Here are just some of the ways stress change your body:
You can gain weight in the form of BODY FAT. Having chronically high levels of the stress hormone cortisol can 1) make you hungry and 2) increase fat storage. That can contribute to weight gain and the buildup of fatty tissues.
It can make it HARD TO SLEEP. Besides the fact that being stressed can keep you awake at night, when your cortisol levels are out of whack, it can make your body want to stay up at night and sleep during the day (which causes an even bigger hormonal disruption, affecting your hunger hormones).
You can feel aches, pains, and headaches. When you’re stressed, your muscles tighten up. Over time, this can cause things like migraines and low-back pain – and even set the stage for injury!
It can hurt your heart. Repeatedly high stress hormone levels, elevated heart rate and blood pressure can increase the risk for hypertension, heart attack or stroke.

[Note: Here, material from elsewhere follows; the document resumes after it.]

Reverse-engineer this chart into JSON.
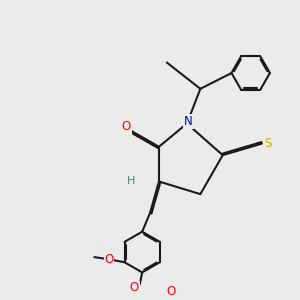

Your immune system takes a big hit. Over time, communication between your body’s stress response centers and your immune system becomes disrupted. This has been linked to the development of chronic fatigue, depression, immune disorders, diabetes, and obesity.
It’s bad for your gut. It disrupts the workings of your digestive system – not just from the extra hormones floating around your body, but also by impacting your appetite. This can lead to acid reflux, bloating, nausea, pain, and even diarrhea or constipation.
Even your sex life can take a dive. Stress can dampen libido, disrupt menstrual cycles, and affect your fertility.
This is why it’s SO IMPORTANT to make time destress.
Your body is wired to handle short-term stress to get out of a jam. But it’s not set up to handle being “go-go-go” 24/7!
Here are some things you can do to destress yourself:
● Exercise regularly! Study after study shows how exercise can increase your body’s “feel-good” hormones and help reduce the stress-causing hormones.
● Create a daily positivity practice, reading or watching inspirational books and videos. This helps create a positive, resilient mindset.
● Engage in hobbies or pastimes that make you feel good. This can include anything from cooking and crafting to making music or rebuilding cars.
● Volunteer or help someone. Your body will release feel good hormones (oxytocin and endorphins) so you aren’t just helping others – you also are helping yourself!